Switzerland flagSocial security in Switzerland 2026

Your payslip loses 5.3% to the state pension and disability system (no salary cap) and 1.1% to unemployment insurance (capped), for a base of about 6.4%.

The bigger, more variable piece is the mandatory occupational pension: total credits of 7%–18% of a coordinated salary band rise with your age, typically split half-and-half with the employer.

Health insurance is compulsory but private — a flat monthly premium you pay directly, not a percentage of salary.

At a glance

top rate
5.3% uncapped + 1.1% capped + age-banded pension share
entry band
Occupational pension starts at CHF 22,680 of annual salary
tax year basis
Monthly, withheld by the employer
filing deadline
Handled through payroll
residency basis
Attaches to Swiss employment
regime flag
All contributions fully deductible from taxable income

Rates

Employee contributions (2026)

RateBaseApplies to
5.3%Full salary, no capOld-age/survivors (4.35%), disability (0.7%), income compensation (0.25%)
1.1%Salary up to ≈ CHF 148,200Unemployment insurance
7% / 10% / 15% / 18% (total credits)Coordinated salary: annual pay minus CHF 26,460, insured up to CHF 90,720Occupational pension by age band (25–34 / 35–44 / 45–54 / 55–65); employee typically pays half
Flat premiumNot salary-basedMandatory private health insurance — varies by canton, insurer, age and deductible

Thresholds & allowances

  • Pillar 3a deductionCHF 7,258 a year (CHF 36,288 without a pension fund)

    Voluntary, fully deductible — the standard Swiss tax lever

  • Occupational pension entryCHF 22,680 annual salary

    Below this, no mandatory occupational scheme

Residency

Residency trigger

Contributions attach to working in Switzerland; the employer withholds the employee half of state schemes and the pension-fund share.

Non-resident treatment

Cross-border workers follow the EU-Swiss coordination rules or bilateral treaties, which allocate one country's system; the employer's matching half is outside this page.

Notes

  • The self-employed pay the whole state layer themselves — 10% total for pension/disability/income-compensation, with reduced rates below about CHF 60,500 of income.
  • Occupational-pension money is real savings: it funds your own retirement pot, is portable between employers, and buy-ins of missing years are tax-deductible.
  • Health premiums vary enormously — the same adult can pay half as much in one canton as another; premiums are only partly deductible (within the modest insurance deduction).
  • Accident insurance at work is employer-paid; non-occupational accident cover is deducted from salary for employees working 8+ hours a week.

FAQ

How much social security does a Swiss employee pay?

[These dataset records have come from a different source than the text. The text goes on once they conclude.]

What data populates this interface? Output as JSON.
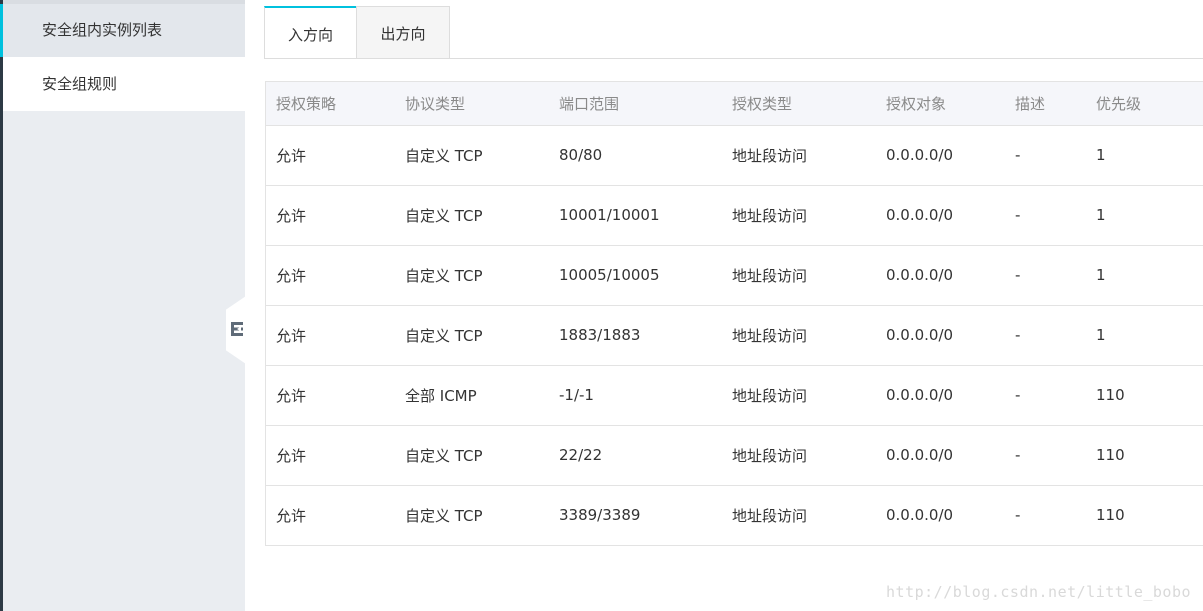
{
  "sidebar": {
    "items": [
      {
        "label": "安全组内实例列表"
      },
      {
        "label": "安全组规则"
      }
    ]
  },
  "tabs": [
    {
      "label": "入方向",
      "active": true
    },
    {
      "label": "出方向",
      "active": false
    }
  ],
  "table": {
    "columns": [
      "授权策略",
      "协议类型",
      "端口范围",
      "授权类型",
      "授权对象",
      "描述",
      "优先级"
    ],
    "rows": [
      [
        "允许",
        "自定义 TCP",
        "80/80",
        "地址段访问",
        "0.0.0.0/0",
        "-",
        "1"
      ],
      [
        "允许",
        "自定义 TCP",
        "10001/10001",
        "地址段访问",
        "0.0.0.0/0",
        "-",
        "1"
      ],
      [
        "允许",
        "自定义 TCP",
        "10005/10005",
        "地址段访问",
        "0.0.0.0/0",
        "-",
        "1"
      ],
      [
        "允许",
        "自定义 TCP",
        "1883/1883",
        "地址段访问",
        "0.0.0.0/0",
        "-",
        "1"
      ],
      [
        "允许",
        "全部 ICMP",
        "-1/-1",
        "地址段访问",
        "0.0.0.0/0",
        "-",
        "110"
      ],
      [
        "允许",
        "自定义 TCP",
        "22/22",
        "地址段访问",
        "0.0.0.0/0",
        "-",
        "110"
      ],
      [
        "允许",
        "自定义 TCP",
        "3389/3389",
        "地址段访问",
        "0.0.0.0/0",
        "-",
        "110"
      ]
    ]
  },
  "collapse_handle": {
    "icon": "collapse-sidebar-icon"
  },
  "watermark": "http://blog.csdn.net/little_bobo",
  "colors": {
    "accent": "#00c1de",
    "sidebar_bg": "#eaedf1",
    "header_bg": "#f5f6fa"
  }
}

About 6.4% of salary in state contributions (5.3% pension/disability with no cap, 1.1% unemployment), plus their half of age-banded occupational pension credits of 7%–18% on salary between CHF 26,460 and CHF 90,720 — and a private health premium on top.

Is Swiss health insurance deducted from salary?

No — it's a mandatory private policy with a flat monthly premium you pay yourself, varying by canton, age, insurer and chosen deductible; it is 0% of payroll and only partly deductible from taxable income.

Figures: tax year 2026, compiled from public sources. Not tax advice.